AKP ile birlikte Cumhur İttifakı’nı oluşturan MHP’nin lideri Devlet Bahçeli de TTB’nin kapatılması çağrısını yineleyerek, Şebnem Korur Fincancı’nın vatandaşlıktan çıkarılmasını istemişti.
Hedef gösterilen TTB Başkanı Fincancı, 26 Ekim’de İstanbul’da gözaltına alınarak Ankara’ya götürülmüştü. 27 Ekim’de mahkemeye çıkarılan Fincancı, ‘örgüt propagandası yapmak’ iddiasıyla tutuklanmıştı.
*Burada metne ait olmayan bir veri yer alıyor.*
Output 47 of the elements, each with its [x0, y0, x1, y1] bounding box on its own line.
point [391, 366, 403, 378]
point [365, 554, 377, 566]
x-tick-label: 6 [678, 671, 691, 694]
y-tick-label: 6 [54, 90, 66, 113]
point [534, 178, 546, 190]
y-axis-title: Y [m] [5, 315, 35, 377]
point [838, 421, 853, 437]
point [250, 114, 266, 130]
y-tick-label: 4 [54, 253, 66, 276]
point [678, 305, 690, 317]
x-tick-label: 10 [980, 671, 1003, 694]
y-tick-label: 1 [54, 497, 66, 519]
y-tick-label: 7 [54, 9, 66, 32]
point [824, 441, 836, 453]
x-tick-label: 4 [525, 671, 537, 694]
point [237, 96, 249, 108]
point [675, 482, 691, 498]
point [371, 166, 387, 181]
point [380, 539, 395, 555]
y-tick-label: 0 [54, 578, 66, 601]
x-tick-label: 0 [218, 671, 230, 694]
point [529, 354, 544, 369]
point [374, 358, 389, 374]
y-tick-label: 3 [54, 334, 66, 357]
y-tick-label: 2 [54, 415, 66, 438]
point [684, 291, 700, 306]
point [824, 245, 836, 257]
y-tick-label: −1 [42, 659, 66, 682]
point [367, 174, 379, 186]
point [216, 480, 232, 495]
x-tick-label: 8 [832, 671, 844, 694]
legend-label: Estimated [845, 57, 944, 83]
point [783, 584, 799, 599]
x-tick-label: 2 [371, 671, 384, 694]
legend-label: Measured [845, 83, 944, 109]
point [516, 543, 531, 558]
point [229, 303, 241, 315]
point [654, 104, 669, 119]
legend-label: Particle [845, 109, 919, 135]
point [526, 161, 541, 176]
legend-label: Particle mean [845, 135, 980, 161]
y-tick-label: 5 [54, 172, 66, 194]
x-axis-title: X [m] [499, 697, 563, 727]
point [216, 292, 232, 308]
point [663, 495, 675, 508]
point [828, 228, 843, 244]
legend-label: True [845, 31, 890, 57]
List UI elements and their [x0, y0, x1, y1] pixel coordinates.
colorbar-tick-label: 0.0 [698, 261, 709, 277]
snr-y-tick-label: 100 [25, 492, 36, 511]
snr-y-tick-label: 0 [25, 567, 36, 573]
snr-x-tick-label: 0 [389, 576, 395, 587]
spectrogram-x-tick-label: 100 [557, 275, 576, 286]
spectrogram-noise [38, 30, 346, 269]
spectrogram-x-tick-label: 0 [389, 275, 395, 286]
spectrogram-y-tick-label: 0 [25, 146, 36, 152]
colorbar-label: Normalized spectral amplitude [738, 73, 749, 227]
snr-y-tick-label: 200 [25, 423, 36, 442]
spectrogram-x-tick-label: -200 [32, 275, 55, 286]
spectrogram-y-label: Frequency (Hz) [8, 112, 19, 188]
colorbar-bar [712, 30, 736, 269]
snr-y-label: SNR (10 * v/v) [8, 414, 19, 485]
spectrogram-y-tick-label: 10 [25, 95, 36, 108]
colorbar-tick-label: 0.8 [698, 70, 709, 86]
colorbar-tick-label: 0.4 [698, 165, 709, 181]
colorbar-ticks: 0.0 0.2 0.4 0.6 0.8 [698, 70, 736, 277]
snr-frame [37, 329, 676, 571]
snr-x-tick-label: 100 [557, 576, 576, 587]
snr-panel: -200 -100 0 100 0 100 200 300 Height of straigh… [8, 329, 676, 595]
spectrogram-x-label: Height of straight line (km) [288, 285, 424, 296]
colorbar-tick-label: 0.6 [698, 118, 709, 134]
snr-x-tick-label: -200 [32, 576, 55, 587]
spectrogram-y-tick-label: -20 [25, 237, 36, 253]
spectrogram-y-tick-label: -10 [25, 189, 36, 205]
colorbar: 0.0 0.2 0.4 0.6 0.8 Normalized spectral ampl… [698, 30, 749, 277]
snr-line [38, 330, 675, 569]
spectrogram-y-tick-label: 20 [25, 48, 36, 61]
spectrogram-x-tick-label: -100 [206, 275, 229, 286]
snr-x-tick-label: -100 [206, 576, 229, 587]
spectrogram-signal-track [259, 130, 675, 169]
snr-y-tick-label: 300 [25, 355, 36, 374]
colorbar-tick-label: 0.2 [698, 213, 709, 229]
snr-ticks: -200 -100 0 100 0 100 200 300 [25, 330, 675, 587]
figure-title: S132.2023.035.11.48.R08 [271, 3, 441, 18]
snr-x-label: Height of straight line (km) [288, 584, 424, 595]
Diğer yandan Adalet Bakanı Bekir Bozdağ ise Türk Tabipleri Birliği ile mimar ve mühendisler odalarıyla ilgili mevzuat çalışması başlatıldığı açıklamıştı.
Bu açıklamadan kısa bir süre sonra da Ankara Cumhuriyet Başsavcılığı, Türk Tabipleri Birliği (TTB) Merkez Konseyi Başkanlığı üyeleri ile tutuklu TTB Merkez Konseyi Başkanı Prof. Dr. Şebnem Korur Fincancı’nın görevlerine son verilmesi ve bu görevlere yeni isimlerin atanması istemiyle davaname hazırlamıştı.